OBJECTIVE: To investigate changes in health-related quality of life (HRQOL) during the first year after injury in elderly Taiwanese women who had fractured a hip, vertebra, distal forearm, or multiple sites. DESIGN: Longitudinal cohort study. SETTING: Personal or telephone interviews of patients from 3 teaching hospitals. PARTICIPANTS: Women (N=347; mean age ± SD, 78.0±6.6y) who had sustained a fracture of the hip, vertebra, or distal forearm due to a fall participated in the baseline assessment, in which both current and prefracture HRQOL data were collected.
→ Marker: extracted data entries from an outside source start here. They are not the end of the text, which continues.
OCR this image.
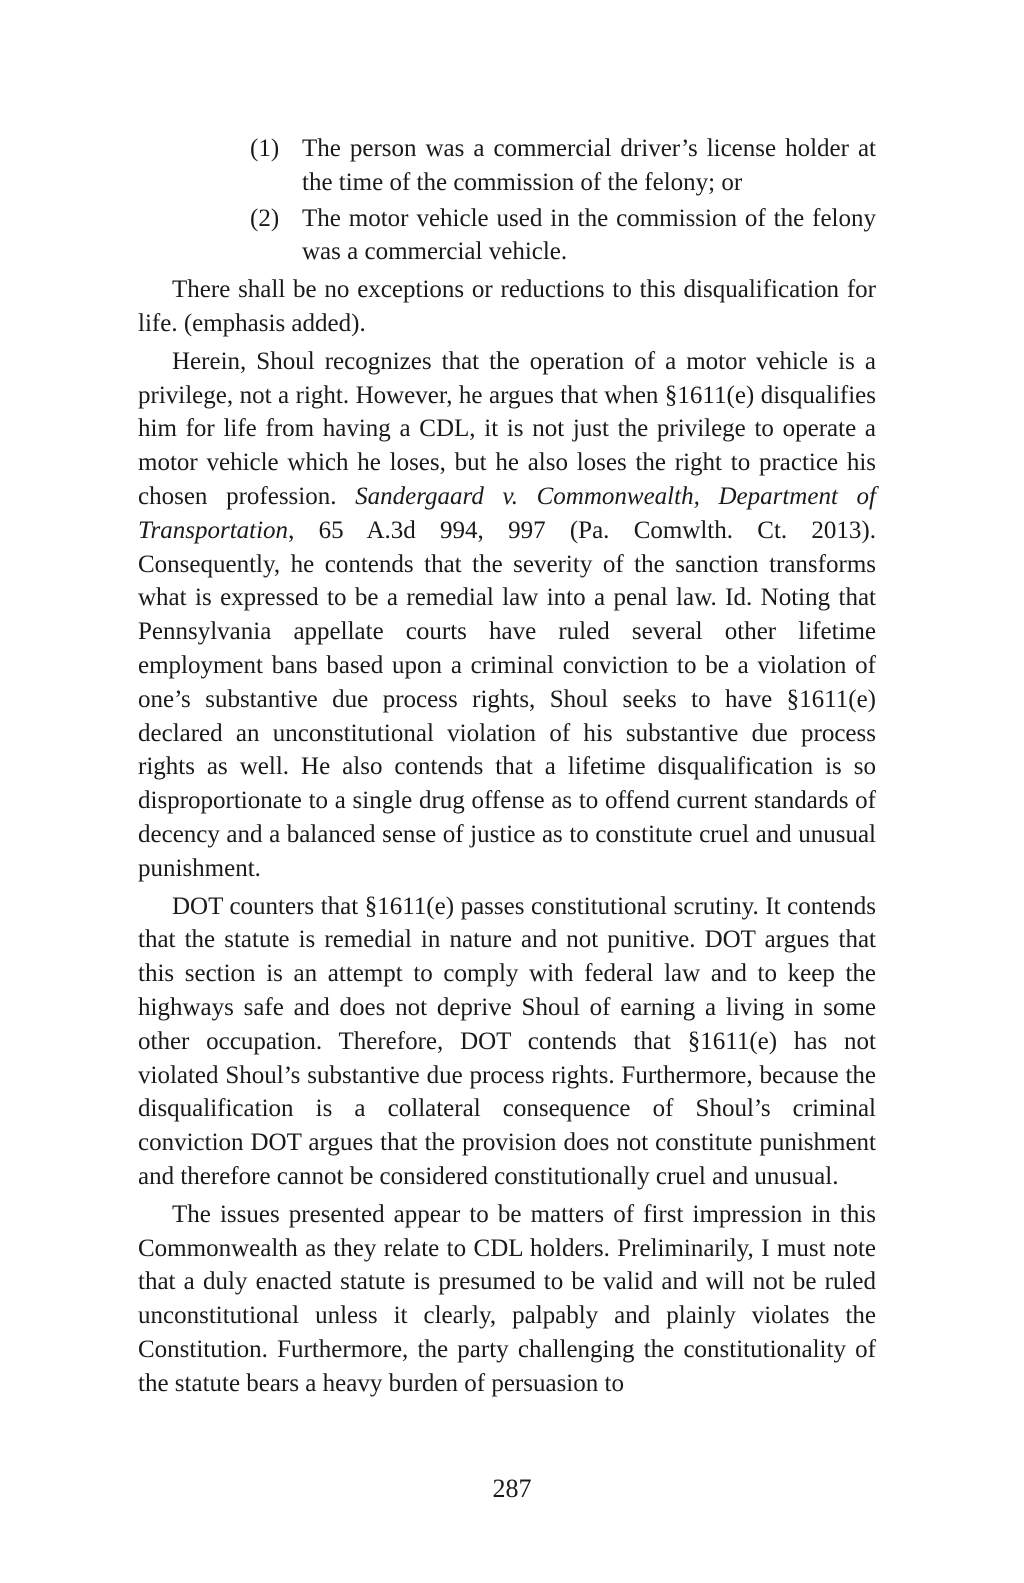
(1) The person was a commercial driver’s license holder at the time of the commission of the felony; or
(2) The motor vehicle used in the commission of the felony was a commercial vehicle.

There shall be no exceptions or reductions to this disqualification for life. (emphasis added).

Herein, Shoul recognizes that the operation of a motor vehicle is a privilege, not a right. However, he argues that when §1611(e) disqualifies him for life from having a CDL, it is not just the privilege to operate a motor vehicle which he loses, but he also loses the right to practice his chosen profession. Sandergaard v. Commonwealth, Department of Transportation, 65 A.3d 994, 997 (Pa. Comwlth. Ct. 2013). Consequently, he contends that the severity of the sanction transforms what is expressed to be a remedial law into a penal law. Id. Noting that Pennsylvania appellate courts have ruled several other lifetime employment bans based upon a criminal conviction to be a violation of one’s substantive due process rights, Shoul seeks to have §1611(e) declared an unconstitutional violation of his substantive due process rights as well. He also contends that a lifetime disqualification is so disproportionate to a single drug offense as to offend current standards of decency and a balanced sense of justice as to constitute cruel and unusual punishment.

DOT counters that §1611(e) passes constitutional scrutiny. It contends that the statute is remedial in nature and not punitive. DOT argues that this section is an attempt to comply with federal law and to keep the highways safe and does not deprive Shoul of earning a living in some other occupation. Therefore, DOT contends that §1611(e) has not violated Shoul’s substantive due process rights. Furthermore, because the disqualification is a collateral consequence of Shoul’s criminal conviction DOT argues that the provision does not constitute punishment and therefore cannot be considered constitutionally cruel and unusual.

The issues presented appear to be matters of first impression in this Commonwealth as they relate to CDL holders. Preliminarily, I must note that a duly enacted statute is presumed to be valid and will not be ruled unconstitutional unless it clearly, palpably and plainly violates the Constitution. Furthermore, the party challenging the constitutionality of the statute bears a heavy burden of persuasion to

287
At 6 and 12 months after the fracture, 285 and 254 women, respectively, completed the follow-up assessments. INTERVENTIONS: Not applicable. MAIN OUTCOME MEASURE: The 4 domains of physical capacity, psychological well-being, social relationships, and environment of the brief version of the World Health Organization Quality of Life questionnaire were assessed. RESULTS: After adjusting for prefracture HRQOL scores and baseline characteristics, women with a hip fracture showed a significant improvement in physical capacity (3.5 points) and a significant decline in social relationships (-3.7 points). Relative to women with a hip fracture at 12 months after injury, those with a vertebral fracture exhibited significantly greater improvement (5.2 points) in physical capacity; those with a distal forearm fracture had significantly greater improvements in physical capacity (11.5 points), psychological well-being (8.4 points), social relationships (7.2 points), and environment (10.9 points), while those with multiple fractures displayed significantly greater improvement in physical capacity (16.5 points), psychological well-being (13.3 points), and environment (10.3 points). CONCLUSIONS: Among the 4 fracture types in elderly women, hip fractures may result in the smallest improvement in the physical domain and the greatest declines in the psychological, social, and environmental domains during the first year. The magnitude of the impact of each fracture type varied across different domains.